Problem

Given a string s and an integer k, return the length of the longest substring of s such that the frequency of each character in this substring is greater than or equal to k.

if no such substring exists, return 0.

Examples

Example 1:

Input:
s = "aaabb", k = 3
Output:
 3
Explanation: The longest substring is "aaa", as 'a' is repeated 3 times.

Example 2:

Input:
s = "ababbc", k = 2
Output:
 5
Explanation: The longest substring is "ababb", as 'a' is repeated 2 times and 'b' is repeated 3 times.

Solution

Method 1 - Recursion

To solve the problem of finding the length of the longest substring in s such that the frequency of each character in this substring is greater than or equal to k, the idea is to use a divide-and-conquer strategy.

Here are the steps:

  1. Frequency Calculation:
    • Calculate the frequency of each character in the string.
  2. Divide and Conquer:
    • If a character’s frequency is less than k, then this character cannot be part of the valid substring. This splits the problem into smaller substrings.
    • Recursively check each of these substrings to find the longest valid substring.
  3. Base Case:
    • If every character in the string meets the frequency requirement, return the length of the string.

Pseudo code

  • Define a recursive function that finds the longest valid substring.
  • Compute character frequencies for the given substring.
  • Identify split points where a character’s frequency is less than k.
  • Recurse into substrings formed by splitting at these points.
  • Return the maximum length found in these substrings.

Code

Java
public class Solution {
    public int longestSubstring(String s, int k) {
        return longestSubstringHelper(s, 0, s.length(), k);
    }

    private int longestSubstringHelper(String s, int start, int end, int k) {
        if (end - start < k) return 0; // Base case: not enough length to meet k requirement
        
        int[] freq = new int[26];
        for (int i = start; i < end; i++) {
            freq[s.charAt(i) - 'a']++;
        }
        
        for (int i = start; i < end; i++) {
            if (freq[s.charAt(i) - 'a'] < k) {
                int j = i + 1;
                while (j < end && freq[s.charAt(j) - 'a'] < k) j++;
                return Math.max(longestSubstringHelper(s, start, i, k), longestSubstringHelper(s, j, end, k));
            }
        }
        
        return end - start; // All characters in this range meet the k requirement
    }
}
Python
class Solution:
    def longestSubstring(self, s: str, k: int) -> int:
        return self._longestSubstring(s, 0, len(s), k)

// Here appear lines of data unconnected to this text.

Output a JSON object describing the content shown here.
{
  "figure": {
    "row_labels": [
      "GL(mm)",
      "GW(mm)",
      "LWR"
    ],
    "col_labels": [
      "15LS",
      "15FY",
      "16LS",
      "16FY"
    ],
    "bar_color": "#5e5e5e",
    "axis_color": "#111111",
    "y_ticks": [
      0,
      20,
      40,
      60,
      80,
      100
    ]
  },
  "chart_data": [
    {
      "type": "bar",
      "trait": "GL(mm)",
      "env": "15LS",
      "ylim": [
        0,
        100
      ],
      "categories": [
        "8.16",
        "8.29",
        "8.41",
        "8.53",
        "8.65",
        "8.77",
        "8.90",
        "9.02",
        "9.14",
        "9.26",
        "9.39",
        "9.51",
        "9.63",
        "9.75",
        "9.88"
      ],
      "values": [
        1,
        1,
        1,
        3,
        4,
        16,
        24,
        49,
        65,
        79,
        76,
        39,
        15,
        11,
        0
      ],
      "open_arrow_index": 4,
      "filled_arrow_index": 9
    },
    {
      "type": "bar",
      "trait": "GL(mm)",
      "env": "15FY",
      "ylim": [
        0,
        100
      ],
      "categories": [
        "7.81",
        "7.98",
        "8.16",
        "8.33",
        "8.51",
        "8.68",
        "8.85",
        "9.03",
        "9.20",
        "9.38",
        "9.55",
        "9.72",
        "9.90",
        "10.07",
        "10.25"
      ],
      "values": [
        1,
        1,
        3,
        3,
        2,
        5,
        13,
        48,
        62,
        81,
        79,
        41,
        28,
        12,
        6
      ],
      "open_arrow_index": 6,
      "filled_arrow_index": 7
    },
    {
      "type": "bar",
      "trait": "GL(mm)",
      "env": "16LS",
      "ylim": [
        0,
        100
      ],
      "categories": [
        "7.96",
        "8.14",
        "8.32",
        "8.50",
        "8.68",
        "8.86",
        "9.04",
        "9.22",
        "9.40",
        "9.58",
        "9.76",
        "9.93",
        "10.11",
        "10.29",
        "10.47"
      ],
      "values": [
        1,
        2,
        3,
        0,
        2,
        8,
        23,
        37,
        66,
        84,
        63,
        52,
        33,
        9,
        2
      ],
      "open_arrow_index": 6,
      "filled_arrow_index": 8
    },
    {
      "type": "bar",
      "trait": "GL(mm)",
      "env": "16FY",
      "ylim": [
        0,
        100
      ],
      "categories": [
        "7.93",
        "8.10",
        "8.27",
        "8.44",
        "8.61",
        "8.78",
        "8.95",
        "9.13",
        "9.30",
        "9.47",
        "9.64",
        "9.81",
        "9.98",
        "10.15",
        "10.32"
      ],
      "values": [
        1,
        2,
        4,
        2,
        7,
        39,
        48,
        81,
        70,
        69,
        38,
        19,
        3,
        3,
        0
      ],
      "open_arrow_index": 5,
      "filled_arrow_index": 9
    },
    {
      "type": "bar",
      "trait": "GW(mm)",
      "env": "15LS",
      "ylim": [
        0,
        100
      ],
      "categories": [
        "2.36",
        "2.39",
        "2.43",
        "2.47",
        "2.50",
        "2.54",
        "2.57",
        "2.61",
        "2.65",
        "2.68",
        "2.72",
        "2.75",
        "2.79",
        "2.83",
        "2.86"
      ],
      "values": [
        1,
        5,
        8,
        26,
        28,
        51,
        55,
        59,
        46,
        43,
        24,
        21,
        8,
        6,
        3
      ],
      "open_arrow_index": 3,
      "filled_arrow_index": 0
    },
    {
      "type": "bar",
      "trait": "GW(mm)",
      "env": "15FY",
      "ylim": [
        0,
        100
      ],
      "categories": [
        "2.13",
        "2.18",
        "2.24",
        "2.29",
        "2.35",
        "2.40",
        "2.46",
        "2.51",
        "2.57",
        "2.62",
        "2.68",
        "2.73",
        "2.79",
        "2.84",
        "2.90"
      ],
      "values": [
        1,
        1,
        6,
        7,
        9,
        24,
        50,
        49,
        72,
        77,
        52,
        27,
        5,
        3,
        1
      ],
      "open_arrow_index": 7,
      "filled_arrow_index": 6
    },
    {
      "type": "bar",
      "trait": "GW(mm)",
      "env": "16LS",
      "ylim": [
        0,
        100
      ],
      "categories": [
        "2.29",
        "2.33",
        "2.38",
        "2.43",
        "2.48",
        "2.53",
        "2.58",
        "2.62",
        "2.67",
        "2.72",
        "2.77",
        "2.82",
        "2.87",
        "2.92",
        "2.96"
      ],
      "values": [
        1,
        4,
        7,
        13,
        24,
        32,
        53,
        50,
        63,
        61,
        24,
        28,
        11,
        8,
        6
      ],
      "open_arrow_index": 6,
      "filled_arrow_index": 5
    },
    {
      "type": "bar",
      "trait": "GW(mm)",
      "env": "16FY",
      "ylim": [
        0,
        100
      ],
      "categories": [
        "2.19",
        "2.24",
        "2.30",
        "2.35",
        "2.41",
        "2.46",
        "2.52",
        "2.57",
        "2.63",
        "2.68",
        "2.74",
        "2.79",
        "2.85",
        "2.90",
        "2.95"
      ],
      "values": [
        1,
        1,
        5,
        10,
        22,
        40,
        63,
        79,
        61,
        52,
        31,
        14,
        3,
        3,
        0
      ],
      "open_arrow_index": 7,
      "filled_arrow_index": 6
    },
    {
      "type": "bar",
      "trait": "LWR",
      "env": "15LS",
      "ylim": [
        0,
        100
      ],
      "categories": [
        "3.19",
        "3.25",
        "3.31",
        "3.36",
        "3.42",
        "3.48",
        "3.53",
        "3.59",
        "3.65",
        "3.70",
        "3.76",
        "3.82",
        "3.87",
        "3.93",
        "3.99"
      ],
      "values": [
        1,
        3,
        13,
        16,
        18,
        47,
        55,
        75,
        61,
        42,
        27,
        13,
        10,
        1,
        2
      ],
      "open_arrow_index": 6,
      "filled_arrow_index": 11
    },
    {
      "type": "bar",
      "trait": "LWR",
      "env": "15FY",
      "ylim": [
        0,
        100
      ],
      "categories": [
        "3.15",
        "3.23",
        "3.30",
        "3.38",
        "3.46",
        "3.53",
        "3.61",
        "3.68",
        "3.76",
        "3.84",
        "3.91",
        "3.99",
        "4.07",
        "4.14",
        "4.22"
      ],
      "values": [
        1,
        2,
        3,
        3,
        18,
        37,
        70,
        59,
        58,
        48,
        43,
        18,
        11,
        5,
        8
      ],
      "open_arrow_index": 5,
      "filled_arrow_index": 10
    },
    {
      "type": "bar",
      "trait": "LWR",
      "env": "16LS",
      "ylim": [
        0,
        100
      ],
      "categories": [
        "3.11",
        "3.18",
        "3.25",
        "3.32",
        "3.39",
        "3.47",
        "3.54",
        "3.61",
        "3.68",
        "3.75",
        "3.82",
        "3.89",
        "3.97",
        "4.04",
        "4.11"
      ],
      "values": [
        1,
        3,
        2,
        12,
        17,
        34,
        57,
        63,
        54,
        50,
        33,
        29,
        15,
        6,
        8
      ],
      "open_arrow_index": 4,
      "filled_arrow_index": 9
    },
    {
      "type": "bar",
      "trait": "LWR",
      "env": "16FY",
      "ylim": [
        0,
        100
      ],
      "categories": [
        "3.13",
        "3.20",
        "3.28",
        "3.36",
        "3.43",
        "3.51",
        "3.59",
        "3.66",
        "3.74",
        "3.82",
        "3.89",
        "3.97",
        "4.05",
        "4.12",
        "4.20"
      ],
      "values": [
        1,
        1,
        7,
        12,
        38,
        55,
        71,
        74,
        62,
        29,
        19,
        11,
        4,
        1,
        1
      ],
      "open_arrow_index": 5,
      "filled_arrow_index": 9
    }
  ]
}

    def _longestSubstring(self, s: str, start: int, end: int, k: int) -> int:
        if end - start < k:
            return 0  # Base case: not enough length to meet k requirement
        
        freq = [0] * 26
        for i in range(start, end):
            freq[ord(s[i]) - ord('a')] += 1
        
        for i in range(start, end):
            if freq[ord(s[i]) - ord('a')] < k:
                j = i + 1
                while j < end and freq[ord(s[j]) - ord('a')] < k:
                    j += 1
                return max(self._longestSubstring(s, start, i, k), self._longestSubstring(s, j, end, k))
        
        return end - start  # All characters in this range meet the k requirement

Complexity

  • Time: O(n*n) , which is O(n^2) because each recursive call processes a substring and can make further recursive calls proportional to the length of the substring.
  • Space: O(n), due to the recursion stack.